The credit crunch and subsequent global recession have taken their toll on the Gulf real estate sector, with local financing from banks no longer available and capital flows into the region on the decline. These factors, together with the resulting negative market sentiment, are the basis of Moody's negative outlook on the region's property sector.

International credit rating agency Moody's believes that the three key themes that will shape the sector during 2009 are access to funding, demand and preservation of cash.

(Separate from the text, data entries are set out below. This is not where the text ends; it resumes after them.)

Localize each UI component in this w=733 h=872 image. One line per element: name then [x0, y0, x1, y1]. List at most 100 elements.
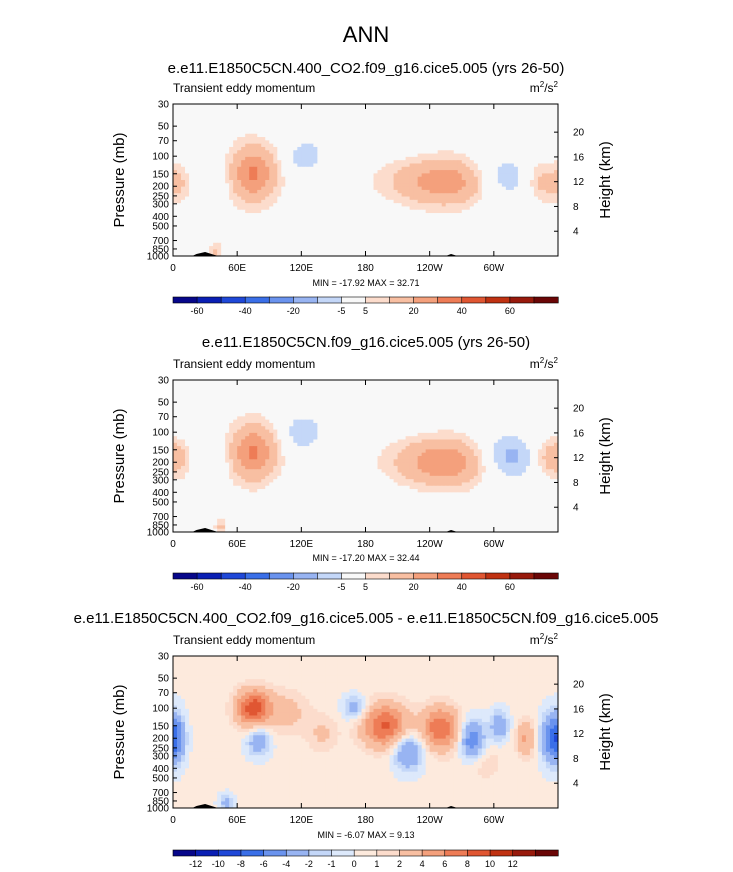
- field-cell: [353, 193, 358, 197]
- field-cell: [449, 189, 455, 194]
- field-cell: [245, 140, 250, 145]
- field-cell: [421, 163, 427, 168]
- field-cell: [401, 189, 406, 194]
- field-cell: [317, 389, 322, 394]
- y-tick-label: 400: [152, 212, 169, 223]
- field-cell: [465, 193, 471, 197]
- field-cell: [545, 216, 551, 221]
- field-cell: [261, 213, 266, 217]
- field-cell: [525, 146, 531, 151]
- field-cell: [241, 219, 246, 224]
- field-cell: [317, 127, 322, 131]
- field-cell: [353, 246, 358, 250]
- field-cell: [513, 236, 519, 240]
- field-cell: [201, 133, 206, 138]
- field-cell: [381, 183, 386, 187]
- field-cell: [413, 170, 419, 174]
- field-cell: [409, 146, 415, 151]
- units-label: m2/s2: [530, 80, 559, 95]
- field-cell: [449, 153, 455, 158]
- field-cell: [349, 203, 354, 207]
- field-cell: [545, 133, 551, 138]
- field-cell: [541, 163, 547, 168]
- field-cell: [333, 163, 338, 168]
- field-cell: [453, 150, 459, 154]
- y-tick-label: 50: [158, 122, 170, 133]
- field-cell: [269, 180, 274, 184]
- field-cell: [513, 189, 519, 194]
- field-cell: [405, 196, 411, 201]
- field-cell: [449, 137, 455, 141]
- field-cell: [321, 173, 326, 178]
- field-cell: [505, 113, 511, 118]
- field-cell: [477, 113, 483, 118]
- field-cell: [201, 146, 206, 151]
- field-cell: [313, 380, 318, 384]
- field-cell: [517, 123, 523, 128]
- field-cell: [217, 252, 222, 257]
- field-cell: [377, 199, 382, 204]
- field-cell: [457, 107, 463, 111]
- field-cell: [229, 160, 234, 164]
- field-cell: [361, 180, 366, 184]
- field-cell: [385, 383, 390, 387]
- field-cell: [509, 222, 515, 227]
- field-cell: [493, 104, 499, 108]
- field-cell: [177, 120, 182, 125]
- field-cell: [545, 226, 551, 230]
- field-cell: [313, 170, 318, 174]
- field-cell: [217, 246, 222, 250]
- field-cell: [301, 189, 306, 194]
- field-cell: [509, 242, 515, 247]
- field-cell: [177, 176, 182, 181]
- field-cell: [437, 176, 443, 181]
- field-cell: [225, 173, 230, 178]
- field-cell: [333, 133, 338, 138]
- field-cell: [173, 150, 178, 154]
- field-cell: [469, 196, 475, 201]
- field-cell: [197, 127, 202, 131]
- field-cell: [189, 383, 194, 387]
- field-cell: [301, 127, 306, 131]
- field-cell: [213, 386, 218, 391]
- field-cell: [181, 117, 186, 121]
- field-cell: [493, 252, 499, 257]
- field-cell: [401, 206, 406, 211]
- field-cell: [493, 110, 499, 115]
- field-cell: [549, 222, 555, 227]
- field-cell: [445, 127, 451, 131]
- field-cell: [261, 189, 266, 194]
- field-cell: [501, 203, 507, 207]
- field-cell: [541, 242, 547, 247]
- field-cell: [329, 252, 334, 257]
- field-cell: [429, 196, 435, 201]
- field-cell: [205, 170, 210, 174]
- field-cell: [385, 146, 390, 151]
- field-cell: [449, 249, 455, 254]
- field-cell: [341, 143, 346, 148]
- field-cell: [489, 137, 495, 141]
- field-cell: [325, 203, 330, 207]
- field-cell: [253, 386, 258, 391]
- field-cell: [373, 160, 378, 164]
- field-cell: [225, 389, 230, 394]
- field-cell: [533, 127, 539, 131]
- field-cell: [477, 104, 483, 108]
- field-cell: [325, 156, 330, 161]
- field-cell: [189, 393, 194, 397]
- field-cell: [225, 239, 230, 244]
- field-cell: [365, 242, 370, 247]
- field-cell: [397, 236, 402, 240]
- field-cell: [365, 176, 370, 181]
- field-cell: [197, 236, 202, 240]
- field-cell: [173, 393, 178, 397]
- field-cell: [241, 226, 246, 230]
- field-cell: [429, 176, 435, 181]
- x-tick-label: 0: [170, 263, 176, 274]
- field-cell: [361, 196, 366, 201]
- field-cell: [241, 160, 246, 164]
- field-cell: [433, 246, 439, 250]
- field-cell: [185, 186, 190, 191]
- field-cell: [477, 123, 483, 128]
- field-cell: [265, 117, 270, 121]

In its latest report released on Thursday, Moody's says given that the mortgage industry in the Gulf is still in its infancy, more mature residential markets that have previously relied on an influx of foreign expatriates (Dubai and Doha) are likely to be more negatively impacted than markets that have pent-up demand (Abu Dhabi) or those with traditionally more conservative cash buyers (Saudi Arabia).

Moreover, as the slowdown will increase the number of unemployed expatriates, Moody's expects the population growth figures for those countries that have a high proportion of expatriates (e.g. UAE, Qatar) to become flat or even negative, depending on the severity of the downturn.

It may be mentioned here that according to Standard Chartered Bank's latest report Oman's real estate sector has experienced only a subdued slowdown compared to the rest of the region. Construction projects never experienced the frenzy seen in other parts of the AGCC. Spare capacity and planned units were also limited compared to neighbouring countries. A supply-demand balance in the residential sector is close to being achieved. Prices have risen at a very fast pace in recent years, especially in the capital.

Figures from the Ministry of National Economy still show 16 per cent year-on-year price growth in January 2009. However, the real- state sector represents only about five per cent of Oman's GDP, holding a less prominent position than elsewhere in the region. It, therefore, does not pose the same risks to the broader economy, the report says.